- 904 Okunma
- 1 Yorum
- 0 Beğeni
AŞK VE DENİZ
DENİZ , SILA VE GURBET
Hasretin sineme kâr etti yeter
Deniz sevdalara yâr etti yeter
Çölde buzul etti, kar etti yeter
Sandalın denize yaslandığ gibi
Ben de yüreğine yaslansam sılam
Kara bahtım gece, gündüz koşardı
Ne mevziiler, ne menziller aşardı
Bilsen yokluğunda neler yaşardı
Dağların zirveye yaslandığ gibi
Ben de yüreğine yaslansam sılam
Turnalarla selam saldım aldın mı
Durup durup hülyalara daldın mı
Benim gibi gurbet elde kaldın mı
Aşık’ın, Maşuk’a yaslandığ gibi
Ben de yüreğine yaslansam sılam
Karasın, denizsin ,sen bir dünyasın
Irmaksın, nehirsin ,sen bir deryasın
Hayıra yorulan kutlu rüyasın
Garibin düşlere yaslandığ gibi
Ben de yüreğine yaslansam sılam
Yıldızlara baka baka kaydım ben
Yıldızlarla günlerimi saydım ben
Senin için her sözümden caydım ben
Hilal’in semaya yaslandığ gibi
Ben de yüreğine yaslansam sılam
Eski aşkların melodileri bir papatya bahçesinin serinliğinde şiir tadında oluşurmuş, öyle anlatılıyor şu an bizlere. Kaçamak tadında olan buluşmaları bir deniz kenarında martılara ekmek atarak taçlandırırmış sevgililer. Özlemleri, umutları , beklemeleri ve bekletenleri hep deniz kenarlarında resmedermiş ressamlar. Bu sebepten olsa gerek geçmişten günümüze her şiir içinde hoyrat esen bir rüzgar gibi bulabilmek mümkündür denizleri. Denizler…. İçine gömdükleri acılar ile büyükler.
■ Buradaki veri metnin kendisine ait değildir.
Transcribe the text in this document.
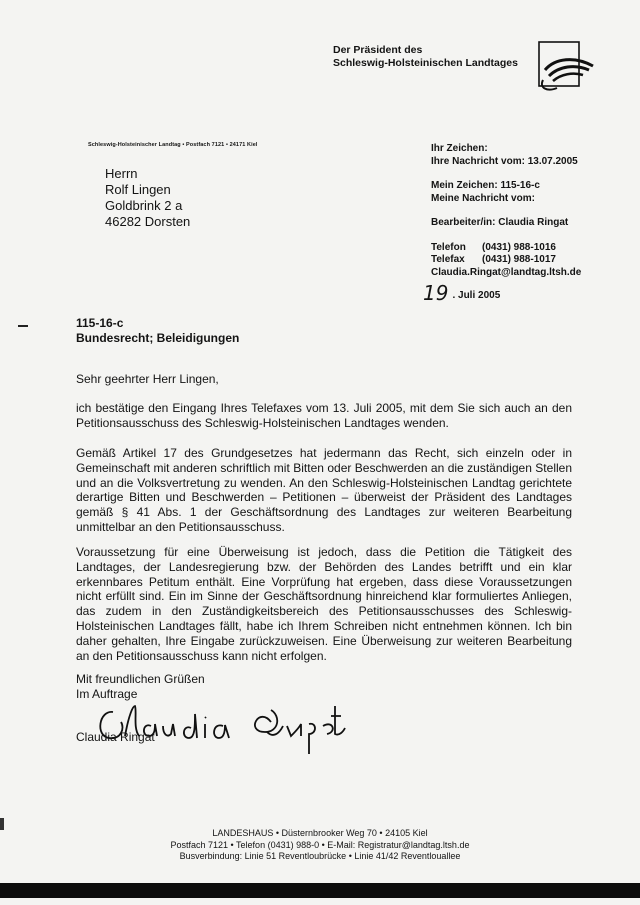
Der Präsident des
Schleswig-Holsteinischen Landtages
Schleswig-Holsteinischer Landtag • Postfach 7121 • 24171 Kiel
Herrn
Rolf Lingen
Goldbrink 2 a
46282 Dorsten
Ihr Zeichen:
Ihre Nachricht vom: 13.07.2005
Mein Zeichen: 115-16-c
Meine Nachricht vom:
Bearbeiter/in: Claudia Ringat
Telefon (0431) 988-1016
Telefax (0431) 988-1017
Claudia.Ringat@landtag.ltsh.de
19 . Juli 2005
115-16-c
Bundesrecht; Beleidigungen
Sehr geehrter Herr Lingen,
ich bestätige den Eingang Ihres Telefaxes vom 13. Juli 2005, mit dem Sie sich auch an den Petitionsausschuss des Schleswig-Holsteinischen Landtages wenden.
Gemäß Artikel 17 des Grundgesetzes hat jedermann das Recht, sich einzeln oder in Gemeinschaft mit anderen schriftlich mit Bitten oder Beschwerden an die zuständigen Stellen und an die Volksvertretung zu wenden. An den Schleswig-Holsteinischen Landtag gerichtete derartige Bitten und Beschwerden – Petitionen – überweist der Präsident des Landtages gemäß § 41 Abs. 1 der Geschäftsordnung des Landtages zur weiteren Bearbeitung unmittelbar an den Petitionsausschuss.
Voraussetzung für eine Überweisung ist jedoch, dass die Petition die Tätigkeit des Landtages, der Landesregierung bzw. der Behörden des Landes betrifft und ein klar erkennbares Petitum enthält. Eine Vorprüfung hat ergeben, dass diese Voraussetzungen nicht erfüllt sind. Ein im Sinne der Geschäftsordnung hinreichend klar formuliertes Anliegen, das zudem in den Zuständigkeitsbereich des Petitionsausschusses des Schleswig-Holsteinischen Landtages fällt, habe ich Ihrem Schreiben nicht entnehmen können. Ich bin daher gehalten, Ihre Eingabe zurückzuweisen. Eine Überweisung zur weiteren Bearbeitung an den Petitionsausschuss kann nicht erfolgen.
Mit freundlichen Grüßen
Im Auftrage
Claudia Ringat
LANDESHAUS • Düsternbrooker Weg 70 • 24105 Kiel
Postfach 7121 • Telefon (0431) 988-0 • E-Mail: Registratur@landtag.ltsh.de
Busverbindung: Linie 51 Reventloubrücke • Linie 41/42 Reventlouallee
Yukarıda bulunan şiirin içinde deniz , yorgun bir sandalın mahçup bir hülyası gibi gösteriyor kendini. Sılaya sevdanın , aşkın , tutkunun bestesi misali.
Şu yalan dakikalarda mavi çarşaflı deli dalgalarda olmasa nasıl bulur kalplerimiz aradıkları ritmi.